File : Makhluk Tanah #5

2.1K 302 17
                                    

Kinanti menyerahkan benda itu padaku, berbentuk lingkaran dengan diameter sekitar lima belas sentimeter terbuat dari perak. Sebuah gambar singa yang berdiri dengan menggenggam sebilah pedang terukir di atasnya. Ya, benda itulah yang sedang aku cari.

"Kenapa kau menyembunyikan ini dariku?" tanyaku pada Kinanti.

"Jadi itu yang kau maksud, Yod?" tanya Bimo, matanya berbinar menatap benda di tanganku.

"Ya, Bimo. Ini yang aku cari dan entah kenapa nona manis ini malah menyembunyikannya dariku," jawabku.

"Agar kau bersedia ikut kesini, Luk," kata Kinanti kemudian. "Jika kau menemukannya kau pasti akan langsung pergi dan tidak mau kuajak kemari."

Aku menatap Kinanti, sedikit tidak percaya aku dengan jawabannya. Tapi bagaimanapun, benda ini sudah berada di tanganku. Hanya masalahnya sekarang kami berada puluhan meter di bawah tanah tanpa tahu bisa keluar atau tidak.

"Sudahlah, ayo kita jalan lagi," kataku pada mereka lalu ku kantongi benda perak tadi.

"Maafkan aku, Luk," kata Kinanti yang lalu kembali memasukkan benda-benda bawaannya ke dalam ransel.

"Sini, aku bawakan. Sekarang boleh, kan?" kata Bimo yang lalu meraih ransel milik Kinanti dan wanita itu pun mengangguk.

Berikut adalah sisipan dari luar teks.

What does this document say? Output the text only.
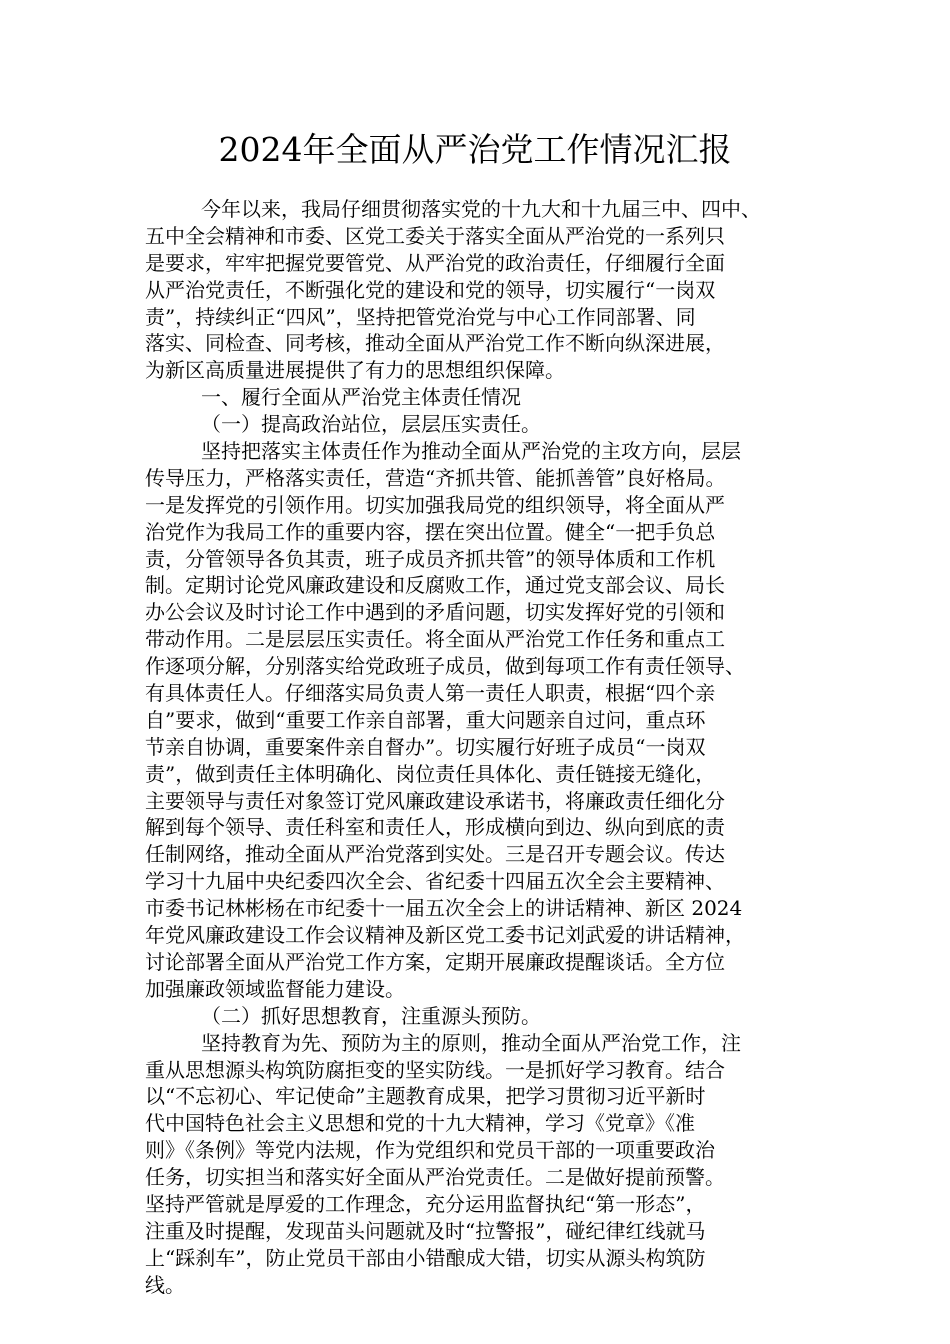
2024年全面从严治党工作情况汇报
今年以来，我局仔细贯彻落实党的十九大和十九届三中、四中、
五中全会精神和市委、区党工委关于落实全面从严治党的一系列只
是要求，牢牢把握党要管党、从严治党的政治责任，仔细履行全面
从严治党责任，不断强化党的建设和党的领导，切实履行“一岗双
责”，持续纠正“四风”，坚持把管党治党与中心工作同部署、同
落实、同检查、同考核，推动全面从严治党工作不断向纵深进展，
为新区高质量进展提供了有力的思想组织保障。
一、履行全面从严治党主体责任情况
（一）提高政治站位，层层压实责任。
坚持把落实主体责任作为推动全面从严治党的主攻方向，层层
传导压力，严格落实责任，营造“齐抓共管、能抓善管”良好格局。
一是发挥党的引领作用。切实加强我局党的组织领导，将全面从严
治党作为我局工作的重要内容，摆在突出位置。健全“一把手负总
责，分管领导各负其责，班子成员齐抓共管”的领导体质和工作机
制。定期讨论党风廉政建设和反腐败工作，通过党支部会议、局长
办公会议及时讨论工作中遇到的矛盾问题，切实发挥好党的引领和
带动作用。二是层层压实责任。将全面从严治党工作任务和重点工
作逐项分解，分别落实给党政班子成员，做到每项工作有责任领导、
有具体责任人。仔细落实局负责人第一责任人职责，根据“四个亲
自”要求，做到“重要工作亲自部署，重大问题亲自过问，重点环
节亲自协调，重要案件亲自督办”。切实履行好班子成员“一岗双
责”，做到责任主体明确化、岗位责任具体化、责任链接无缝化，
主要领导与责任对象签订党风廉政建设承诺书，将廉政责任细化分
解到每个领导、责任科室和责任人，形成横向到边、纵向到底的责
任制网络，推动全面从严治党落到实处。三是召开专题会议。传达
学习十九届中央纪委四次全会、省纪委十四届五次全会主要精神、
市委书记林彬杨在市纪委十一届五次全会上的讲话精神、新区 2024
年党风廉政建设工作会议精神及新区党工委书记刘武爱的讲话精神，
讨论部署全面从严治党工作方案，定期开展廉政提醒谈话。全方位
加强廉政领域监督能力建设。
（二）抓好思想教育，注重源头预防。
坚持教育为先、预防为主的原则，推动全面从严治党工作，注
重从思想源头构筑防腐拒变的坚实防线。一是抓好学习教育。结合
以“不忘初心、牢记使命”主题教育成果，把学习贯彻习近平新时
代中国特色社会主义思想和党的十九大精神，学习《党章》《准
则》《条例》等党内法规，作为党组织和党员干部的一项重要政治
任务，切实担当和落实好全面从严治党责任。二是做好提前预警。
坚持严管就是厚爱的工作理念，充分运用监督执纪“第一形态”，
注重及时提醒，发现苗头问题就及时“拉警报”，碰纪律红线就马
上“踩刹车”，防止党员干部由小错酿成大错，切实从源头构筑防
线。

Kami kembali berjalan melalui lorong gelap persegi yang lebar dan tinggi. Kini aku membawa senter yang tadi ditemukan Bimo di ransel, sedangkan lampu badai dibawa olehnya. Kinanti berjalan di belakang dengan masih menenteng golok, kelihatannya kini dia lebih waspada.

"Oh, ya, Luk. Tentang makhluk barusan, apa peri seperti itu?" tanya Kinanti padaku. Aku sebenarnya masih kesal dan enggan bicara tapi diam saja pun tak berguna.

"Peri itu ada banyak bukan hanya seperti yang kau pikirkan, bertubuh mungil berwajah cantik dan bersayap kupu-kupu atau capung. Yang tadi itu juga peri, lebih tepatnya peri tanah. Bahkan peri yang bisa terbang itu pun wajahnya tidak seperti yang sering digambarkan oleh orang-orang," jawabku.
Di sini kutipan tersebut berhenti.